If before the stage is defined as a “crisis”, today many health experts believe that it is more of a “transition” stage than a “crisis”. Transition because more often than not, studies have shown that midlife crisis occurs when a life changing situation happens to people between the ages of 37 to 50. One of these life changing situation or major life event may be the youngest child’s graduation from college. This event can trigger an avalanche of changes in a family. A parent (or both parents) may now feel free to do anything he or she wants. The newfound freedom from having been tied down to paying expensive school fees may prompt someone to decide on buying a new car, or go on an expensive vacation, or get a facelift or a liposuction.

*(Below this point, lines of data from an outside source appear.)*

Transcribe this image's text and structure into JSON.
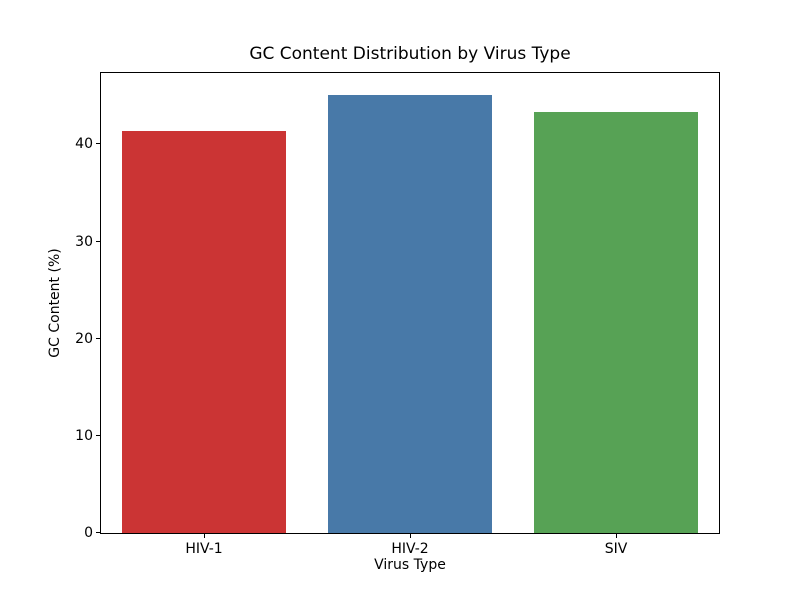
{
  "figure": {
    "background_color": "#ffffff",
    "axis_color": "#000000",
    "text_color": "#000000"
  },
  "chart_data": {
    "type": "bar",
    "title": "GC Content Distribution by Virus Type",
    "xlabel": "Virus Type",
    "ylabel": "GC Content (%)",
    "categories": [
      "HIV-1",
      "HIV-2",
      "SIV"
    ],
    "values": [
      41.4,
      45.1,
      43.3
    ],
    "bar_colors": [
      "#cb3434",
      "#4879a8",
      "#57a255"
    ],
    "ylim": [
      0,
      47.35
    ],
    "yticks": [
      0,
      10,
      20,
      30,
      40
    ],
    "bar_width_fraction": 0.8,
    "grid": false,
    "legend_position": "none"
  }
}
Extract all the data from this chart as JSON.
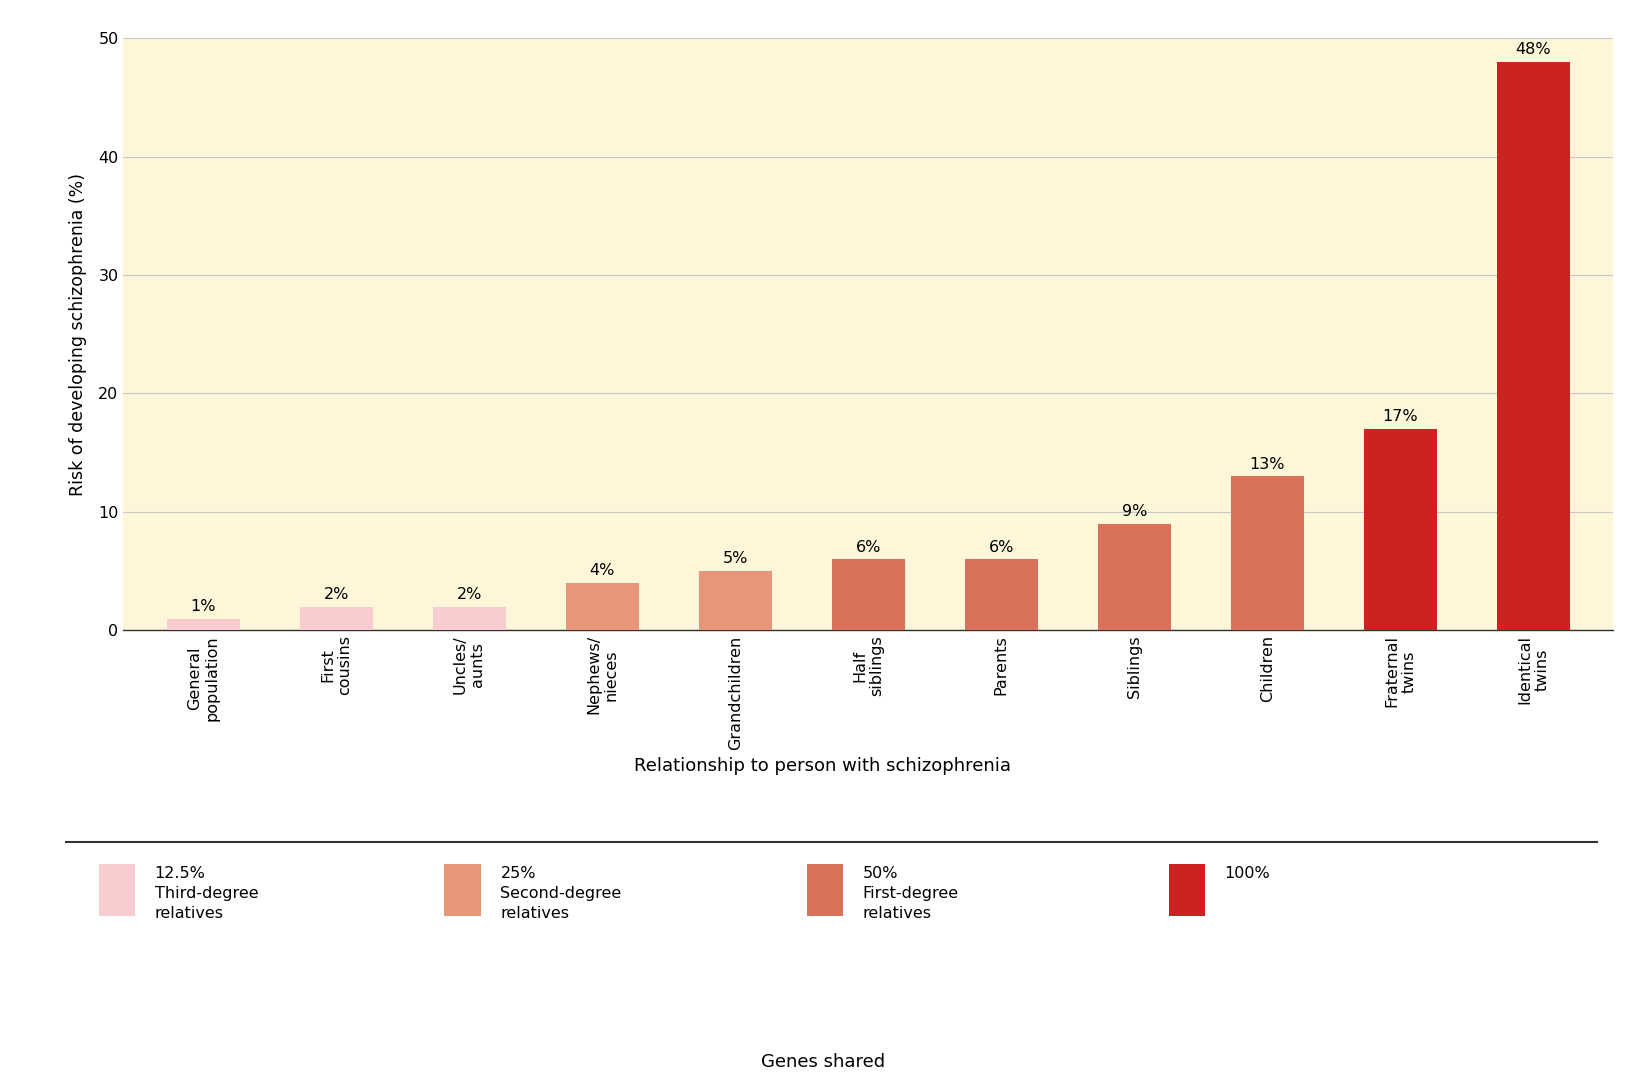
{
  "x_labels_clean": [
    "General\npopulation",
    "First\ncousins",
    "Uncles/\naunts",
    "Nephews/\nnieces",
    "Grandchildren",
    "Half\nsiblings",
    "Parents",
    "Siblings",
    "Children",
    "Fraternal\ntwins",
    "Identical\ntwins"
  ],
  "values": [
    1,
    2,
    2,
    4,
    5,
    6,
    6,
    9,
    13,
    17,
    48
  ],
  "labels": [
    "1%",
    "2%",
    "2%",
    "4%",
    "5%",
    "6%",
    "6%",
    "9%",
    "13%",
    "17%",
    "48%"
  ],
  "bar_colors": [
    "#f9cdd0",
    "#f9cdd0",
    "#f9cdd0",
    "#e8967a",
    "#e8967a",
    "#d9705a",
    "#d9705a",
    "#d9705a",
    "#d9705a",
    "#cc2222",
    "#cc2222"
  ],
  "ylabel": "Risk of developing schizophrenia (%)",
  "xlabel": "Relationship to person with schizophrenia",
  "xlabel2": "Genes shared",
  "ylim": [
    0,
    50
  ],
  "yticks": [
    0,
    10,
    20,
    30,
    40,
    50
  ],
  "plot_background": "#fdf6d8",
  "legend_colors": [
    "#f9cdd0",
    "#e8967a",
    "#d9705a",
    "#cc2222"
  ],
  "legend_labels": [
    "12.5%\nThird-degree\nrelatives",
    "25%\nSecond-degree\nrelatives",
    "50%\nFirst-degree\nrelatives",
    "100%"
  ]
}
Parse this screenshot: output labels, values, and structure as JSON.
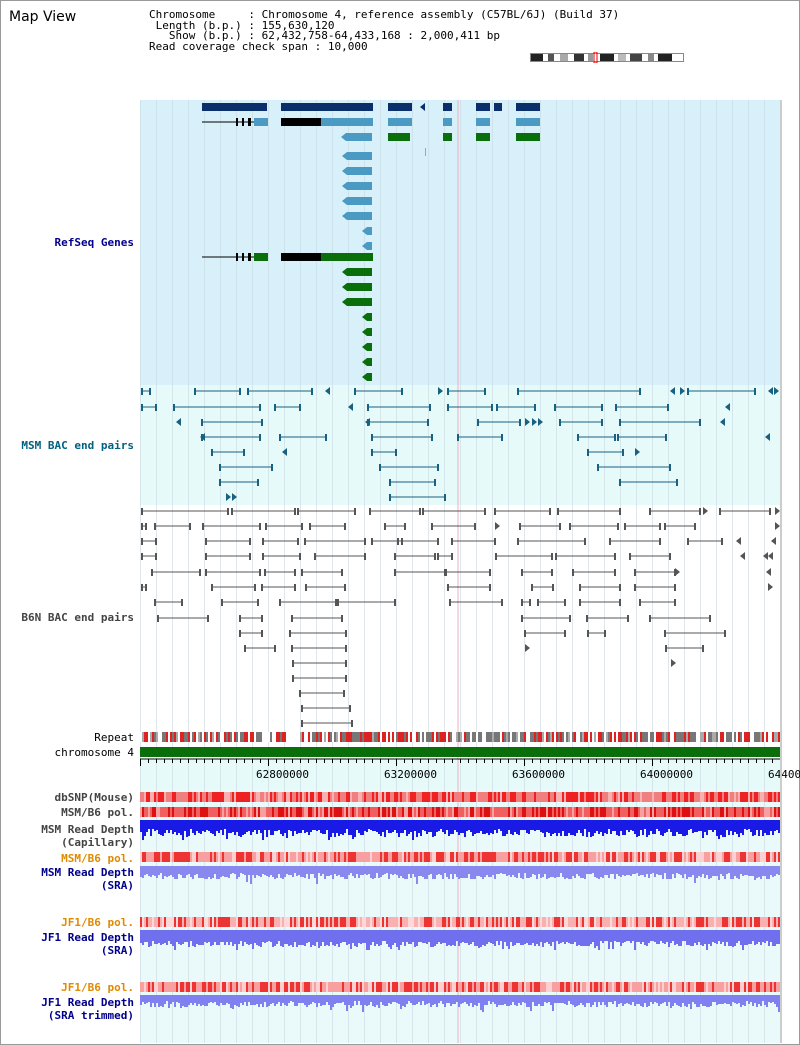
{
  "window": {
    "title": "Map View"
  },
  "info": {
    "chromosome_key": "Chromosome",
    "chromosome_value": "Chromosome 4, reference assembly (C57BL/6J) (Build 37)",
    "length_key": "Length (b.p.)",
    "length_value": "155,630,120",
    "show_key": "Show (b.p.)",
    "show_value": "62,432,758-64,433,168 : 2,000,411 bp",
    "coverage_key": "Read coverage check span",
    "coverage_value": "10,000"
  },
  "tracks": {
    "refseq": "RefSeq Genes",
    "msm_bac": "MSM BAC end pairs",
    "b6n_bac": "B6N BAC end pairs",
    "repeat": "Repeat",
    "chromosome": "chromosome 4",
    "dbsnp": "dbSNP(Mouse)",
    "msm_b6_pol": "MSM/B6 pol.",
    "msm_depth_cap": "MSM Read Depth\n(Capillary)",
    "msm_b6_pol_sra": "MSM/B6 pol.",
    "msm_depth_sra": "MSM Read Depth\n(SRA)",
    "jf1_b6_pol": "JF1/B6 pol.",
    "jf1_depth_sra": "JF1 Read Depth\n(SRA)",
    "jf1_b6_pol_trim": "JF1/B6 pol.",
    "jf1_depth_trim": "JF1 Read Depth\n(SRA trimmed)"
  },
  "axis": {
    "ticks": [
      "62800000",
      "63200000",
      "63600000",
      "64000000",
      "64400"
    ]
  },
  "colors": {
    "refseq_bg": "#d8f0fa",
    "bac_bg": "#e6fafa",
    "gene_dark": "#0a2f6b",
    "gene_light": "#4a9ac4",
    "gene_green": "#0a6e0a",
    "bac_teal": "#1a6080",
    "bac_gray": "#555555",
    "chrom_green": "#0a6e0a",
    "depth_blue": "#1a1ae6",
    "depth_light": "#8080f0",
    "pol_red": "#ee3333",
    "label_orange": "#e08a00",
    "label_blue": "#00008b"
  }
}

Transition or crisis, this stage brings with it emotional changes which needs to be dealt with caution. In a recent study done in Great Britain, it was found that 1 out of 5 people between the ages 35 to 44 feel lonely and have suffered depression. 5.1% of the 2,004 respondents said they did not have friends. 1 out of 3 respondents said that spending more time with their family would improve family relationships, and this will only happen if they have shorter working hours. The respondents also said that communication is the biggest problem. Here’s an interesting thing about the study: 14.2% of people between the ages 35 to 44 described their sex life as boring or unsatisfactory.
So, is it a crisis or a period of transition? Well, whatever it is, one thing is sure: it has to be understood so that one can deal with it properly when the time comes.